The accused can approach the high court demanding a court-monitored independent probe into the allegations of hacking into their computer systems, as suggested by the Arsenal report. The court can constitute a Special Investigation Team (SIT), headed by a retired Supreme Court or high court judge, to probe this.
Superior courts could also take cognizance of the charge sheet and can direct the NIA to further investigate the case under Section 173(8) of the CrPC. However, even if such a direction is passed, the investigation will be conducted by the NIA, which has already discredited the Arsenal report and has so far refused to pay any heed to it.
Use the Arsenal 'Malware' Report During Trial
While it is quite difficult for the Bhima Koregaon accused to seek complete exoneration at pre-trial stage on the basis of the Arsenal report, they can use the report to the fullest during trial.

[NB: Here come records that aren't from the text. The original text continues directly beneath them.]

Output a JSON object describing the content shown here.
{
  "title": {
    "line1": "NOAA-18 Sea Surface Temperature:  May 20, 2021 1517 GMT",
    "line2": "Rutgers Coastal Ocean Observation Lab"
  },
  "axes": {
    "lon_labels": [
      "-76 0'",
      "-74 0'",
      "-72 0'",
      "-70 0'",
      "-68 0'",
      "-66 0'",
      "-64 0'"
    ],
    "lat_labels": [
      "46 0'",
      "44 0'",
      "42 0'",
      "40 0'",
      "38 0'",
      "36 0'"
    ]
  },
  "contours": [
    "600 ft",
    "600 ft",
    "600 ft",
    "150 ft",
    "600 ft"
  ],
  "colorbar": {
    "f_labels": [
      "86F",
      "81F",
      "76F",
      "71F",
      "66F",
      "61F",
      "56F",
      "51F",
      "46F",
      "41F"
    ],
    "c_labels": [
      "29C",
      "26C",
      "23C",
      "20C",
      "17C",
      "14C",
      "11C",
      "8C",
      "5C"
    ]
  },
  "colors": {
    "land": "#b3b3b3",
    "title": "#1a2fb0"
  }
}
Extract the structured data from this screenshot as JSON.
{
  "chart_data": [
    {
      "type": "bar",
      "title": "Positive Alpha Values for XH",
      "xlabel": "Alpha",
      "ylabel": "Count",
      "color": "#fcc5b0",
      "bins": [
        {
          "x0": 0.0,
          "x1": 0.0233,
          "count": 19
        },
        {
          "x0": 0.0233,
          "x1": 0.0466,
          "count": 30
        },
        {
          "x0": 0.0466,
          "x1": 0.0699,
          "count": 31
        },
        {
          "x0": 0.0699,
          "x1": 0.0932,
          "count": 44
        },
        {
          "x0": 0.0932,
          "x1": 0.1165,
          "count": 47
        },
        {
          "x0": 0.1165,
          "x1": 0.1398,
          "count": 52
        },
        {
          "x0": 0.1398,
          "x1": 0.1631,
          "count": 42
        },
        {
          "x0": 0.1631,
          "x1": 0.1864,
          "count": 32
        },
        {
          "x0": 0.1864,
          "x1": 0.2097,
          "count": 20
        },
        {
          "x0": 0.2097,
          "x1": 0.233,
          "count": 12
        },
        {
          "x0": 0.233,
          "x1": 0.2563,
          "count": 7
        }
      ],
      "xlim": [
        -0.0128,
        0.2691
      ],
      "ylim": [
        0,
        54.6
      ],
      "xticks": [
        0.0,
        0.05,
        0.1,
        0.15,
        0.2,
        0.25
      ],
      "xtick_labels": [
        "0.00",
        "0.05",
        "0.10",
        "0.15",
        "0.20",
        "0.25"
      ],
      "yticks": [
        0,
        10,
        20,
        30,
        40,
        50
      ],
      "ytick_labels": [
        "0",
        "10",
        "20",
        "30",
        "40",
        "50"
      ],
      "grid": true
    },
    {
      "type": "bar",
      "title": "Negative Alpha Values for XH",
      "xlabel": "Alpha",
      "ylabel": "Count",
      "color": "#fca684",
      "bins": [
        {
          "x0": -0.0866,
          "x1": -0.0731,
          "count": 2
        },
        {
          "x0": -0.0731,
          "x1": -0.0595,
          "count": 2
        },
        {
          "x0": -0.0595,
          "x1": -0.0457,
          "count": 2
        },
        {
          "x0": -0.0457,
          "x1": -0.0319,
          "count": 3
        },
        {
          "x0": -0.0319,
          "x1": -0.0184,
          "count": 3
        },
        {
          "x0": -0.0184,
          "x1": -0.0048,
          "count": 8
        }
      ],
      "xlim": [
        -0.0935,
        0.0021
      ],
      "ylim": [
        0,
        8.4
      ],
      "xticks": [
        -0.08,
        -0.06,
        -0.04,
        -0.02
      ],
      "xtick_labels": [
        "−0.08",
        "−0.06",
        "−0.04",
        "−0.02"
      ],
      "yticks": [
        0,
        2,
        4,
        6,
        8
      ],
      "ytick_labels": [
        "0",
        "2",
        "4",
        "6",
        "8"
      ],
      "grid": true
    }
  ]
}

The defence counsel can rigorously cross-examine the witness called by the prosecution to prove the 'authenticity' of documents retrieved from the computer system of the accused. Moreover, the defence can also call its own witnesses to build a counter-narrative based on the findings of the Arsenal report.
Section 243 of the CrPC allows an accused to produce his own evidence or give a written statement. Even after making his defence, the accused can move an application before the Magistrate seeking production of any witness or document for the purpose of examination or cross-examination.
Therefore, the Bhima Koregaon accused can very well produce the Arsenal report as evidence in their defence during trial. They can also call on expert witnesses to corroborate the findings of the report.
Whatever may be the strategy adopted by the Bhima Koregaon accused, or the tangible outcome it may yield, the Arsenal report can be used to create 'reasonable doubt' in the mind of the judge. It would be hard to imagine a trial in this case, if it goes to trial, where the Arsenal report would not become the elephant in the (court) room.